According to the Go Developer Survey 2022 Q2[2], 1 in 4 respondents said they've already started using generics in their Go code and 14% have started using generics in production code.

[1] https://go.dev/doc/devel/release [2] https://go.dev/blog/survey2022-q2-results

3 comments

The official Go release policy is to only support the 2 most recent versions, currently Go 1.18 and 1.19. So libraries can strictly follow this policy and use generics without any need for build flags.

That said, libraries often want to be friendly to older Go versions, so I agree with your overall hypothesis.

Backwards compatibility is another major concern for libraries: I assume you can't safely change the signatures of existing functions from interfaces to generics, for example. (Well, aside from some special cases like interface{} becoming "any".)
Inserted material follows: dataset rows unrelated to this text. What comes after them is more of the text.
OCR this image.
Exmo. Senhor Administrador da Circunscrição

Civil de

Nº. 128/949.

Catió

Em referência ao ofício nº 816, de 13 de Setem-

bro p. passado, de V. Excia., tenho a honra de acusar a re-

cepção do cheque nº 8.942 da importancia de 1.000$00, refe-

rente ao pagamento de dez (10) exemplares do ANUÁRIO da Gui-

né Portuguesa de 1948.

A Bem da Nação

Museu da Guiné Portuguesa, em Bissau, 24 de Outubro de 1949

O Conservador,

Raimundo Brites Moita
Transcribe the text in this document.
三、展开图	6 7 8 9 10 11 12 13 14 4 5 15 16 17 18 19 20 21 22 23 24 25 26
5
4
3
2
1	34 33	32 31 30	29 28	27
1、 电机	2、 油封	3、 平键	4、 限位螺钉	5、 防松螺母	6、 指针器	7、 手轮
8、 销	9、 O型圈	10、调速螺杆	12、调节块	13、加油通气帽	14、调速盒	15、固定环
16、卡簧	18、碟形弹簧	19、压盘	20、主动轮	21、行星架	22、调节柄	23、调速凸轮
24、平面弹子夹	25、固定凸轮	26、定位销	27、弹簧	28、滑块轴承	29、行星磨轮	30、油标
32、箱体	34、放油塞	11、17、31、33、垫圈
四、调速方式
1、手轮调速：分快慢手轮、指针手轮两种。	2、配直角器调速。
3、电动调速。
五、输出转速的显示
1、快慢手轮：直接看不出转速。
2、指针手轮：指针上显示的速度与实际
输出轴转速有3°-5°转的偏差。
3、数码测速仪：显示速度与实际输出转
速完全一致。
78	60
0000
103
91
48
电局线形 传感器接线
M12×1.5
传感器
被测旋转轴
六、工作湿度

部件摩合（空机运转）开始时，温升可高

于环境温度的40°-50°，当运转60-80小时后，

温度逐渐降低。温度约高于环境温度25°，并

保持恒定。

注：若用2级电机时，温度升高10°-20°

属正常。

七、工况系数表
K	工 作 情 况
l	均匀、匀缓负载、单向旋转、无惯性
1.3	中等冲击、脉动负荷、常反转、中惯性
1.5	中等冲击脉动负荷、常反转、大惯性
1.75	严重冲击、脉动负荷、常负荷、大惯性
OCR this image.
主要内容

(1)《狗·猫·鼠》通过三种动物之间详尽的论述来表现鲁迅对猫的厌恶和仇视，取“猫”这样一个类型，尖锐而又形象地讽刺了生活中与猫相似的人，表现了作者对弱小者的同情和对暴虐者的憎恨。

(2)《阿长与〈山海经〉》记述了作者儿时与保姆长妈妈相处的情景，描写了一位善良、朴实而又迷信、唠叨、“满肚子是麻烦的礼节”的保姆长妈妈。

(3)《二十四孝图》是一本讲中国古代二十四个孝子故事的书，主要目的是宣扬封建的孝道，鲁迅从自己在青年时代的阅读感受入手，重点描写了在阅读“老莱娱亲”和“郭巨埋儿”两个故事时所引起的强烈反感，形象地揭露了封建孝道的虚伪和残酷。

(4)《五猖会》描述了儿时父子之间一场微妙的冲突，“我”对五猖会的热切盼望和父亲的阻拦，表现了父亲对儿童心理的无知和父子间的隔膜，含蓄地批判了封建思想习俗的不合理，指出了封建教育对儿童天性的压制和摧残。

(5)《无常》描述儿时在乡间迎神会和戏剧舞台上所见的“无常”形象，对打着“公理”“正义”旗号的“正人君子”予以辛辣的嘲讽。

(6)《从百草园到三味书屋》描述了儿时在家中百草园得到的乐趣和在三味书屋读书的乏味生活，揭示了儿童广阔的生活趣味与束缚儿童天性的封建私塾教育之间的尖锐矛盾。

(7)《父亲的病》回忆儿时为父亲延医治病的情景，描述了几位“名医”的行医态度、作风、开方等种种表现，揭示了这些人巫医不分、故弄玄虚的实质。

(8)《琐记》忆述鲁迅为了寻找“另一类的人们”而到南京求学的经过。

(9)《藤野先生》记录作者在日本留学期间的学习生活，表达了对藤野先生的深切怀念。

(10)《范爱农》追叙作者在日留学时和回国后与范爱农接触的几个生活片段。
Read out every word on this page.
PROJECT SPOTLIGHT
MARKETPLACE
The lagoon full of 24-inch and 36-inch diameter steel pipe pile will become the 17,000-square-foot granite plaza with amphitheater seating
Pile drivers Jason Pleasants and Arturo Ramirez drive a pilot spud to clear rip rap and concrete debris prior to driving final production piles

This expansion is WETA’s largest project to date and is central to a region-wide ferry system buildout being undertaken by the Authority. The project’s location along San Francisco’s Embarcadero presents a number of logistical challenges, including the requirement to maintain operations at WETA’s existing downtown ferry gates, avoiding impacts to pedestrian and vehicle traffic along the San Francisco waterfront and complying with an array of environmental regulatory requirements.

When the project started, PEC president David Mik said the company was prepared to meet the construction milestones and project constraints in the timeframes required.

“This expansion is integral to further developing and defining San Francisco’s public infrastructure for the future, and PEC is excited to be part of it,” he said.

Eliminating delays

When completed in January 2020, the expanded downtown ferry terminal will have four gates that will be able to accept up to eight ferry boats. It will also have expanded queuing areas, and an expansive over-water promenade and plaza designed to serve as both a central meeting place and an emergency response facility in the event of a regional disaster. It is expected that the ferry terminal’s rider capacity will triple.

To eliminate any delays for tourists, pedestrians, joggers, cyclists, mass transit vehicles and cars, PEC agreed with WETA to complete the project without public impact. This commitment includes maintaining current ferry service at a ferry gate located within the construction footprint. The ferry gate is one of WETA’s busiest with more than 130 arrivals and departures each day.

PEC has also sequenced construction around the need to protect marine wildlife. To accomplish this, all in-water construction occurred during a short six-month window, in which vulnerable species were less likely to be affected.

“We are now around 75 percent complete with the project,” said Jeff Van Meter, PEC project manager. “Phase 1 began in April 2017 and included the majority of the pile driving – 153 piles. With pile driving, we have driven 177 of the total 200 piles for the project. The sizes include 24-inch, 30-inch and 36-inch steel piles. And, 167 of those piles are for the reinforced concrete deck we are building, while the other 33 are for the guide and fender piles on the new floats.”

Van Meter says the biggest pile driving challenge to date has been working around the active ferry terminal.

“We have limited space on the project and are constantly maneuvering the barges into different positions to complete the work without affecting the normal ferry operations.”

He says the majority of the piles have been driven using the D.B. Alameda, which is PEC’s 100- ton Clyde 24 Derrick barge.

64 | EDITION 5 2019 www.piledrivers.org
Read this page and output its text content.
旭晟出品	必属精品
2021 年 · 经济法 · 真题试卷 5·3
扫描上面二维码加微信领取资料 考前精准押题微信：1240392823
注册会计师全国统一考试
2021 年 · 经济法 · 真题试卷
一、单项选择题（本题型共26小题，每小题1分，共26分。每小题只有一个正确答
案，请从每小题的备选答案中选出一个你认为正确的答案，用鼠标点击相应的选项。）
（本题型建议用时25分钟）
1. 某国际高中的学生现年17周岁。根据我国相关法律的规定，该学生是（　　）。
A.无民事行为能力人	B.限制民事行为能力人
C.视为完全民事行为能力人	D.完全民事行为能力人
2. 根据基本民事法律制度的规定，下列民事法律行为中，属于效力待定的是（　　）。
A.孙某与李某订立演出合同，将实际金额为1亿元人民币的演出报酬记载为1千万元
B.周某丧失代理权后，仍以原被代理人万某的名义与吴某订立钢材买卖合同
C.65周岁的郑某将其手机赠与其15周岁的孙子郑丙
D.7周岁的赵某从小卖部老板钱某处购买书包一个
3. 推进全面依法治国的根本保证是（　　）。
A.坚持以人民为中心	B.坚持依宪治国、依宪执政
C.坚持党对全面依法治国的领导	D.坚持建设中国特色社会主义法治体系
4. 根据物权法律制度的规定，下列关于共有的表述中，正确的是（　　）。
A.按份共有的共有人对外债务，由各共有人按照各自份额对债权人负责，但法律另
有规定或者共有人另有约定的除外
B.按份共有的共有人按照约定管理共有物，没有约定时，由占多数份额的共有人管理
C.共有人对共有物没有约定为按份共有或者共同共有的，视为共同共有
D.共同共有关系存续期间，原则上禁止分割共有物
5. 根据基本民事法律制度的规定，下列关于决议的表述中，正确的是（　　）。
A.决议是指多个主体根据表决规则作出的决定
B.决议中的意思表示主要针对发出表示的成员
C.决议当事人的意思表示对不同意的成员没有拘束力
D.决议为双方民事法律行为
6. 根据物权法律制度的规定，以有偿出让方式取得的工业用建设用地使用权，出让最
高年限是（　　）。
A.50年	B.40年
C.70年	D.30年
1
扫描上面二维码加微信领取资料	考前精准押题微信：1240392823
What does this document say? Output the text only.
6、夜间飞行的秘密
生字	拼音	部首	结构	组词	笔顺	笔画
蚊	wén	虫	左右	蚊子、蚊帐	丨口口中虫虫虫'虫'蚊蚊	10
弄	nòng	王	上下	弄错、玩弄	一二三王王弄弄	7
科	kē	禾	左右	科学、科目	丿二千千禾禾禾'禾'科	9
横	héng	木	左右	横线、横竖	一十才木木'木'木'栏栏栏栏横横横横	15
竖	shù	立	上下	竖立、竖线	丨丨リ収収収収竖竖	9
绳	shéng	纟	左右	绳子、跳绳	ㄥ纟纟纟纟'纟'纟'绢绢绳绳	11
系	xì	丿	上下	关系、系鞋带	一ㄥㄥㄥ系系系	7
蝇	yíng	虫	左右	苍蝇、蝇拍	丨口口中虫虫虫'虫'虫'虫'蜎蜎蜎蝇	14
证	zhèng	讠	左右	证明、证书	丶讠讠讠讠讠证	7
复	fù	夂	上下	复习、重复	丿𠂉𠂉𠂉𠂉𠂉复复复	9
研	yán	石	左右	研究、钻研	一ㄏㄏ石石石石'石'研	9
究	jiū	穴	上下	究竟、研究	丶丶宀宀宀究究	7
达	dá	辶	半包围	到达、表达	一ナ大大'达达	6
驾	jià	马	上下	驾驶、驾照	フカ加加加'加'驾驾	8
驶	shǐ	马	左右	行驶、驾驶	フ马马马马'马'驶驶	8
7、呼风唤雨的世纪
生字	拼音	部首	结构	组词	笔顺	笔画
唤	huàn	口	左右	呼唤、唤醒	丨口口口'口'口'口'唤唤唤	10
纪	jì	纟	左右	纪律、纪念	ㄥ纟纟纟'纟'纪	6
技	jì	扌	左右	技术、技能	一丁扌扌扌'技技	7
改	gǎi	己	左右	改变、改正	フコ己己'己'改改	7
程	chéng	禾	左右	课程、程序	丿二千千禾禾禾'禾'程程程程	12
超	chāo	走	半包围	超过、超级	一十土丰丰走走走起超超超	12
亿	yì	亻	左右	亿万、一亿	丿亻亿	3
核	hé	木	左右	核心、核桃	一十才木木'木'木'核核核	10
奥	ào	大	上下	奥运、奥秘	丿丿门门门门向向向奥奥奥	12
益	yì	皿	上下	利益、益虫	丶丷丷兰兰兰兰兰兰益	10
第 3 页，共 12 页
Honestly, 1 in 4 sounds pretty in line with Java and C# codebases which have a similiar conservative culture (assuming "using" = "writing generic classes/functions", and not consuming, which I think is a pretty safe assumption as Go already had generics for the consumer in the built in map/list/etc)
Also: many libraries have little or no use for generics, and even if it's some benefit it's still worth asking if it's enough benefit for the added complexity (e.g. replacing "any" with generics is probably good; replacing "string" or "int" with generics: not always).

Also also: in quite a few cases switching to generics is a backwards-incompatible change or an "ugly" change (similar to Foo() and FooContext()), which makes adding them to existing libraries a bit painful.